Dudley v. State

ROBERTS, Judge,

dissenting.

This appeal presents for reconsideration the question of whether the State may initially interject evidence that the accused was offered and refused to take a breathalyzer test. It is contended that Cardwell v. State, 156 Tex.Cr.R. 457, 243 S.W.2d 702 (1951), and cases following'it which held such evidence inadmissible, should be overruled in light of Olson v. State, 484 S.W.2d 756 (Tex.Cr.App.1972).

Appellant was convicted by a jury of driving while intoxicated. In his only ground of error, appellant contends that the trial court erred in admitting, over objection, testimony from the arresting officer on direct examination that appellant had refused an offer to take a breathalyzer test to determine intoxication. The same matter was also inquired of appellant on cross-examination. He relies on the long line of cases following Cardwell v. State, supra, in which this Court wrote:

“The State cannot avail itself of the silence or refusal of an accused prisoner as a circumstance tending to establish his guilt.”

Olson v. State, supra, brought Schmerber v. California, 384 U.S. 757, 86 S.Ct. 1826, 16 L.Ed.2d 908 (1966) into effect in Texas and held the scope of the privilege against self-incrimination embodied in Art. I, Sec. 10, Texas Constitution, to be coextensive with that of the Fifth Amendment to the United States Constitution. Olson specifically held that there was no constitutional prerequisite of consent to subjecting an accused to a chemical test or other type of test for the purpose of obtaining evidence.1

It is clear that the exclusionary rule of Cardwell v. State, is founded not upon the breathalyzer statute, Art. 6701/ -5, V.A. C.S., nor upon the provisions of the federal or state constitutions. Olson v. State, supra. Rather, the rule is based upon the Texas confession statute, Art. 38.22, V.A.C. C.P., and the evidentiary rule prohibiting admissions by silence.
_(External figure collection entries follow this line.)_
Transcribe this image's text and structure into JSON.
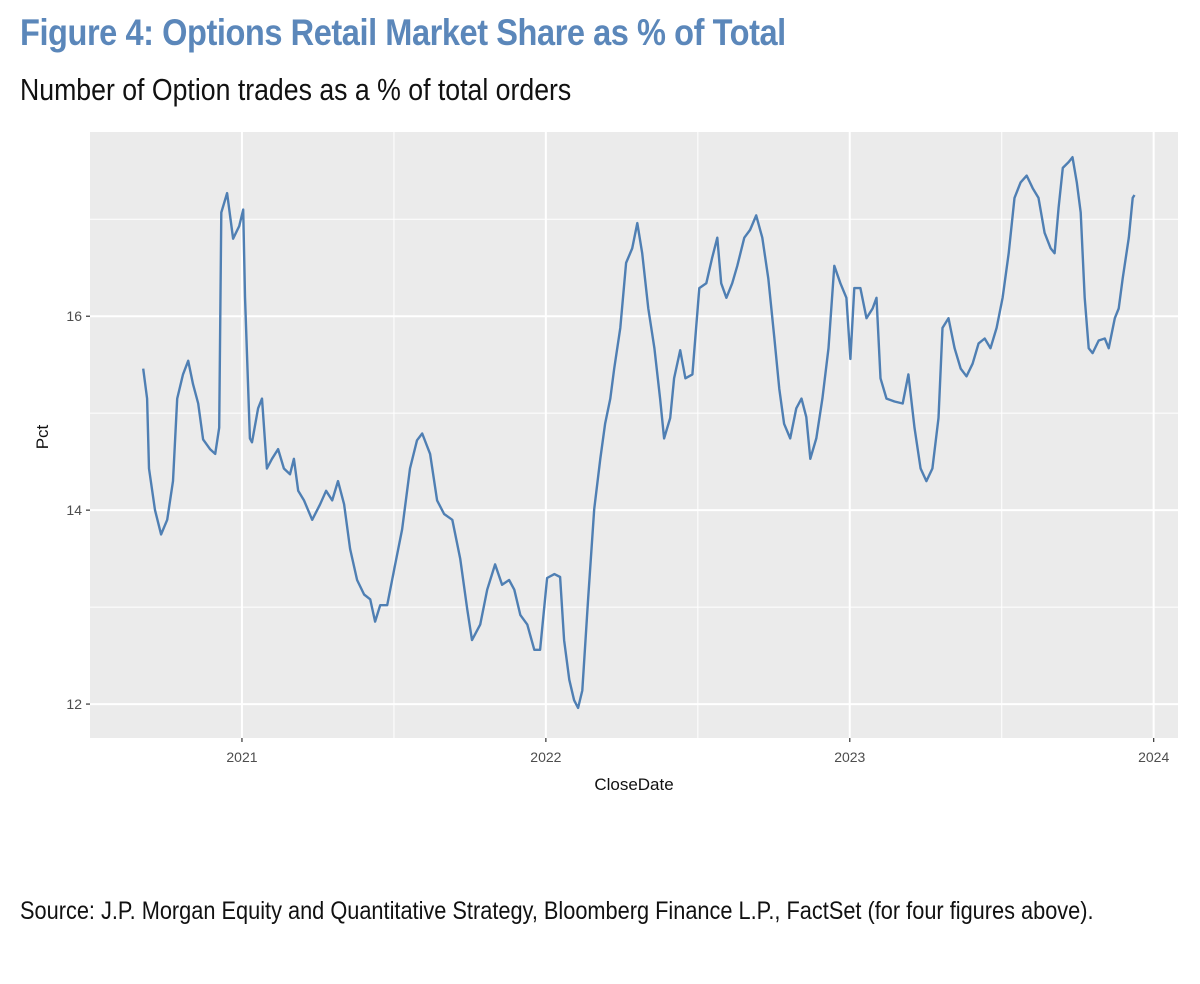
{
  "figure": {
    "title": "Figure 4: Options Retail Market Share as % of Total",
    "subtitle": "Number of Option trades as a % of total orders",
    "source": "Source: J.P. Morgan Equity and Quantitative Strategy, Bloomberg Finance L.P., FactSet (for four figures above)."
  },
  "colors": {
    "title": "#5b87ba",
    "line": "#4f7fb3",
    "panel_bg": "#ebebeb",
    "grid": "#ffffff"
  },
  "chart_data": {
    "type": "line",
    "title": "Figure 4: Options Retail Market Share as % of Total",
    "subtitle": "Number of Option trades as a % of total orders",
    "xlabel": "CloseDate",
    "ylabel": "Pct",
    "x_ticks": [
      "2021",
      "2022",
      "2023",
      "2024"
    ],
    "x_tick_values": [
      2021,
      2022,
      2023,
      2024
    ],
    "y_ticks": [
      "12",
      "14",
      "16"
    ],
    "y_tick_values": [
      12,
      14,
      16
    ],
    "xlim": [
      2020.5,
      2024.08
    ],
    "ylim": [
      11.65,
      17.9
    ],
    "grid": true,
    "legend": "none",
    "series": [
      {
        "name": "Pct",
        "points": [
          [
            2020.675,
            15.46
          ],
          [
            2020.688,
            15.15
          ],
          [
            2020.694,
            14.43
          ],
          [
            2020.714,
            14.0
          ],
          [
            2020.734,
            13.75
          ],
          [
            2020.754,
            13.9
          ],
          [
            2020.773,
            14.3
          ],
          [
            2020.787,
            15.15
          ],
          [
            2020.806,
            15.4
          ],
          [
            2020.823,
            15.54
          ],
          [
            2020.839,
            15.3
          ],
          [
            2020.856,
            15.1
          ],
          [
            2020.872,
            14.73
          ],
          [
            2020.895,
            14.63
          ],
          [
            2020.912,
            14.58
          ],
          [
            2020.925,
            14.85
          ],
          [
            2020.932,
            17.07
          ],
          [
            2020.951,
            17.27
          ],
          [
            2020.971,
            16.8
          ],
          [
            2020.991,
            16.93
          ],
          [
            2021.004,
            17.1
          ],
          [
            2021.01,
            16.2
          ],
          [
            2021.026,
            14.74
          ],
          [
            2021.033,
            14.7
          ],
          [
            2021.053,
            15.05
          ],
          [
            2021.066,
            15.15
          ],
          [
            2021.082,
            14.43
          ],
          [
            2021.099,
            14.53
          ],
          [
            2021.119,
            14.63
          ],
          [
            2021.138,
            14.43
          ],
          [
            2021.158,
            14.37
          ],
          [
            2021.171,
            14.53
          ],
          [
            2021.185,
            14.2
          ],
          [
            2021.204,
            14.1
          ],
          [
            2021.231,
            13.9
          ],
          [
            2021.257,
            14.06
          ],
          [
            2021.277,
            14.2
          ],
          [
            2021.297,
            14.1
          ],
          [
            2021.316,
            14.3
          ],
          [
            2021.336,
            14.06
          ],
          [
            2021.356,
            13.6
          ],
          [
            2021.379,
            13.28
          ],
          [
            2021.402,
            13.13
          ],
          [
            2021.422,
            13.08
          ],
          [
            2021.438,
            12.85
          ],
          [
            2021.455,
            13.02
          ],
          [
            2021.478,
            13.02
          ],
          [
            2021.501,
            13.39
          ],
          [
            2021.527,
            13.8
          ],
          [
            2021.553,
            14.43
          ],
          [
            2021.576,
            14.72
          ],
          [
            2021.593,
            14.79
          ],
          [
            2021.619,
            14.58
          ],
          [
            2021.642,
            14.1
          ],
          [
            2021.665,
            13.96
          ],
          [
            2021.692,
            13.9
          ],
          [
            2021.718,
            13.5
          ],
          [
            2021.741,
            12.98
          ],
          [
            2021.757,
            12.66
          ],
          [
            2021.784,
            12.82
          ],
          [
            2021.807,
            13.18
          ],
          [
            2021.833,
            13.44
          ],
          [
            2021.856,
            13.23
          ],
          [
            2021.879,
            13.28
          ],
          [
            2021.896,
            13.18
          ],
          [
            2021.916,
            12.92
          ],
          [
            2021.939,
            12.82
          ],
          [
            2021.962,
            12.56
          ],
          [
            2021.981,
            12.56
          ],
          [
            2022.004,
            13.3
          ],
          [
            2022.028,
            13.34
          ],
          [
            2022.047,
            13.31
          ],
          [
            2022.06,
            12.66
          ],
          [
            2022.077,
            12.25
          ],
          [
            2022.093,
            12.04
          ],
          [
            2022.106,
            11.96
          ],
          [
            2022.12,
            12.14
          ],
          [
            2022.139,
            13.08
          ],
          [
            2022.159,
            14.01
          ],
          [
            2022.179,
            14.53
          ],
          [
            2022.195,
            14.89
          ],
          [
            2022.212,
            15.15
          ],
          [
            2022.225,
            15.46
          ],
          [
            2022.245,
            15.88
          ],
          [
            2022.264,
            16.55
          ],
          [
            2022.284,
            16.7
          ],
          [
            2022.301,
            16.96
          ],
          [
            2022.317,
            16.65
          ],
          [
            2022.337,
            16.08
          ],
          [
            2022.357,
            15.67
          ],
          [
            2022.376,
            15.15
          ],
          [
            2022.389,
            14.74
          ],
          [
            2022.409,
            14.95
          ],
          [
            2022.422,
            15.36
          ],
          [
            2022.442,
            15.65
          ],
          [
            2022.459,
            15.36
          ],
          [
            2022.482,
            15.4
          ],
          [
            2022.505,
            16.29
          ],
          [
            2022.528,
            16.34
          ],
          [
            2022.547,
            16.6
          ],
          [
            2022.564,
            16.81
          ],
          [
            2022.577,
            16.34
          ],
          [
            2022.594,
            16.19
          ],
          [
            2022.613,
            16.34
          ],
          [
            2022.63,
            16.52
          ],
          [
            2022.653,
            16.81
          ],
          [
            2022.672,
            16.89
          ],
          [
            2022.692,
            17.04
          ],
          [
            2022.712,
            16.81
          ],
          [
            2022.732,
            16.39
          ],
          [
            2022.752,
            15.77
          ],
          [
            2022.768,
            15.25
          ],
          [
            2022.784,
            14.89
          ],
          [
            2022.804,
            14.74
          ],
          [
            2022.824,
            15.05
          ],
          [
            2022.841,
            15.15
          ],
          [
            2022.857,
            14.96
          ],
          [
            2022.87,
            14.53
          ],
          [
            2022.89,
            14.74
          ],
          [
            2022.91,
            15.15
          ],
          [
            2022.93,
            15.67
          ],
          [
            2022.949,
            16.52
          ],
          [
            2022.969,
            16.34
          ],
          [
            2022.989,
            16.19
          ],
          [
            2023.002,
            15.56
          ],
          [
            2023.015,
            16.29
          ],
          [
            2023.035,
            16.29
          ],
          [
            2023.055,
            15.98
          ],
          [
            2023.075,
            16.08
          ],
          [
            2023.088,
            16.19
          ],
          [
            2023.101,
            15.36
          ],
          [
            2023.121,
            15.15
          ],
          [
            2023.147,
            15.12
          ],
          [
            2023.174,
            15.1
          ],
          [
            2023.193,
            15.4
          ],
          [
            2023.213,
            14.85
          ],
          [
            2023.233,
            14.43
          ],
          [
            2023.252,
            14.3
          ],
          [
            2023.272,
            14.43
          ],
          [
            2023.292,
            14.95
          ],
          [
            2023.305,
            15.88
          ],
          [
            2023.325,
            15.98
          ],
          [
            2023.345,
            15.67
          ],
          [
            2023.365,
            15.46
          ],
          [
            2023.384,
            15.38
          ],
          [
            2023.404,
            15.51
          ],
          [
            2023.424,
            15.72
          ],
          [
            2023.444,
            15.77
          ],
          [
            2023.463,
            15.67
          ],
          [
            2023.483,
            15.88
          ],
          [
            2023.503,
            16.19
          ],
          [
            2023.523,
            16.65
          ],
          [
            2023.542,
            17.22
          ],
          [
            2023.562,
            17.38
          ],
          [
            2023.582,
            17.45
          ],
          [
            2023.602,
            17.32
          ],
          [
            2023.621,
            17.22
          ],
          [
            2023.641,
            16.86
          ],
          [
            2023.661,
            16.7
          ],
          [
            2023.674,
            16.65
          ],
          [
            2023.687,
            17.12
          ],
          [
            2023.701,
            17.53
          ],
          [
            2023.72,
            17.59
          ],
          [
            2023.733,
            17.64
          ],
          [
            2023.747,
            17.38
          ],
          [
            2023.76,
            17.07
          ],
          [
            2023.773,
            16.19
          ],
          [
            2023.786,
            15.67
          ],
          [
            2023.799,
            15.62
          ],
          [
            2023.819,
            15.75
          ],
          [
            2023.839,
            15.77
          ],
          [
            2023.852,
            15.67
          ],
          [
            2023.872,
            15.98
          ],
          [
            2023.885,
            16.08
          ],
          [
            2023.898,
            16.39
          ],
          [
            2023.918,
            16.81
          ],
          [
            2023.931,
            17.22
          ],
          [
            2023.937,
            17.25
          ]
        ]
      }
    ]
  }
}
The appellant’s refusal to take the test amounted to a refusal to submit to the lawful exercise of statutory authority. Art. 6701/-5, Sec. 1, V.A.C.S. Such a refusal may take the form of an accused’s holding his breath or turning his head. This is tantamount to withholding or destroying evidence. It is analogous to flight or escape, which are non-testimonial circumstances admissible to show an accused’s guilt. Clearly, then, the fact of refusal, if not the actual words used, would be admissible. For this reason alone, the Supreme Court’s holding in Doyle v. Ohio, 426 U.S. 610, 96 S.Ct. 2240, 49 L.Ed.2d 91 (1976) is distinguishable.

The case at bar, however, presents more than the mere fact of refusal. The appellant testified, “I was told that I was to stand and that I was about to be given a breath test. I said no thank you.” (Emphasis added). There was a timely objection to this line of questioning. We thus have the actual words used by appellant when he refused to submit to the administration of the test. This raises the prob*716lems under Art. 38.22 V.A.C.C.P., upon which the Cardwell line of cases has been based.

I am of the opinion that such verbal evidence of a refusal to submit does not constitute an admission or confession proscribed by said statute, even though it may be introduced against an accused as tending to show his guilt. Butler v. State, 493 S.W.2d 190 (Tex.Cr.App.1973) (dissenting opinion). Such a refusal is a concrete factual circumstance tending to show guilt, and should be admissible as such. Cohen, “The Case for Admitting Evidence of Refusal to Take a Breath Test,” 6 Tex.Tech.L. Rev. 927 (1975).

In practical terms, it is difficult to square the opinions of the majority — that evidence of refusal to submit to a chemical test for intoxication is inadmissible — with the rule announced in Olson v. State, supra, that evidence of a coerced chemical test (or handwriting exemplar) is admissible. If handwriting exemplars, urine specimens, voice samples and sobriety tests are admissible despite Art. 38.22, recalcitrance in the giving of such evidence should also be admissible. To the extent that Butler v. State, supra; Garner v. State, 464 S.W.2d 111 (Tex.Cr.App.1971); Cardwell v. State, supra (and cases following it), would hold such non-inculpatory post-arrest statements inadmissible under Art. 38.22, they should be overruled.

It follows that evidence of appellant’s refusal to submit to a breathalyzer test was admissible and the trial judge committed no error in so ruling.

Appellant’s ground of error should be overruled and the judgment should be affirmed.

ODOM, J., joins in this dissent.

. See the very thorough discussion of my Brother Onion further explicating this subject matter.